The contemporary jazz programme also featured the top Polish group, Maciec Obara Quartet led by Obara on alto saxophone. They played a nicely balanced set with good solos with pianist Dominik Wania particularly impressive.
The programme of international music from South Africa, Brazil and various European scenes also presented a wide range of music that stimulated a number of reactions. DakhaBrakha, a quartet from The Ukraine, tended towards the exotic in appearance with their colourful outfits and Cossack hats and came across as a party band, but their musicality and willingness to experiment meant that their set avoided the dangers of excessive musical partying. The South African BCUC (Bantu Continua Uhuru Consciousness) on the final night in Maribor also created a party atmosphere, but their retention of a spontaneity arising from their jam session beginnings meant that their tunes often went off in interestingly different directions and lasted quite some time. The call and response between leading vocalist Jovi and backing vocalist Hloni worked well and added a distinctive element to their music. They received an amazing response from the audience with half the audience dancing immediately in front of the band. Also from South Africa were The Brother Moves On from the Soweto township. Their music captured the charm and energy of the best of township music but with added depth provided by Slovenian pianist Bowrain with whom they had also collaborated in last year’s festival.

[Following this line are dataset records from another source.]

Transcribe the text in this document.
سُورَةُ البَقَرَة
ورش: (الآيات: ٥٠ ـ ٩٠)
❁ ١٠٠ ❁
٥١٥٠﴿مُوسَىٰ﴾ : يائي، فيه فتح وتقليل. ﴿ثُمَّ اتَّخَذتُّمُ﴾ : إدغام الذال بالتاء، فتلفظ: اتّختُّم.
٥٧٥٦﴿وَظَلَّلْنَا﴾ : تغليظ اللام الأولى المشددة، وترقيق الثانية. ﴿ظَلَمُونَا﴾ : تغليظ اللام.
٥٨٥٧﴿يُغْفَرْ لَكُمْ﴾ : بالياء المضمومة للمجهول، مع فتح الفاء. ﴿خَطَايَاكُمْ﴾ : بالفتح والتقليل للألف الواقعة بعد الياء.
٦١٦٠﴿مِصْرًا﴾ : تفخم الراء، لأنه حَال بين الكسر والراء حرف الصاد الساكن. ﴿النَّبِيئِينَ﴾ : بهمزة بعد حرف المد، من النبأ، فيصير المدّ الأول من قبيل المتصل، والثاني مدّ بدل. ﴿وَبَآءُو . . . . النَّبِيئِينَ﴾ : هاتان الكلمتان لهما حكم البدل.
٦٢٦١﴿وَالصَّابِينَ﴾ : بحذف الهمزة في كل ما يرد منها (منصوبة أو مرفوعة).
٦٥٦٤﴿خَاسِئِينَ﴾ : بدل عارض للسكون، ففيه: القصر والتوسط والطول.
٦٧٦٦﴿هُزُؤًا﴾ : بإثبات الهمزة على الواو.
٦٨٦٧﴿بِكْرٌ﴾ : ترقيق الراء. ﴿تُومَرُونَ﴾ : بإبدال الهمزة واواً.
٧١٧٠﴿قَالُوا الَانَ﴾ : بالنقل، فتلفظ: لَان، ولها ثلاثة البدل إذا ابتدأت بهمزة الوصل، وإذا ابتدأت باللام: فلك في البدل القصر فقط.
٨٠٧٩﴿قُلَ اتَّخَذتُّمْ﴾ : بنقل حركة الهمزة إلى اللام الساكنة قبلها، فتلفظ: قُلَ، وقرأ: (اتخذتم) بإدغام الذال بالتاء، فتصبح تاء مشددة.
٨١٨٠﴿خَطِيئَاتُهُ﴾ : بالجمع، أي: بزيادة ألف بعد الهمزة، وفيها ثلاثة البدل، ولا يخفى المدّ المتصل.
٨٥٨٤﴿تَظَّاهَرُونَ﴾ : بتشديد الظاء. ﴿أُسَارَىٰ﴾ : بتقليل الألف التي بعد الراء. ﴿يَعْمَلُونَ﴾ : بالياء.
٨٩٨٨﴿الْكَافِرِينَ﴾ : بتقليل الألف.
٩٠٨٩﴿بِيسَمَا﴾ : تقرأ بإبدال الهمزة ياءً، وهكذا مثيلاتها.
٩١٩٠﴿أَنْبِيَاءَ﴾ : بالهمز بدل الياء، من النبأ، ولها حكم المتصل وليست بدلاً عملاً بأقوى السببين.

Less interesting was the collaboration between guitarist Yonatan Gat and two native American percussionists, Strong Bear and Red Medicine whose playing on a large percussion instrument never seemed to vary.
I also enjoyed a beautiful ambient set by the Estonian duo Maarja Nuut & Ruum and the songs of the Polish folk trio Sutari.
Two aspects of the Druga Godba really impressed: the variety of the music and its range going from abstract electronic improvisations to bands that got the audience up on their feet and dancing. This variety is matched by the differences in the venues that ranged from grungy clubs to elegant concert halls.
I am grateful to Ollie Weindling of The Vortex for various conversations during the festival that informed these comments.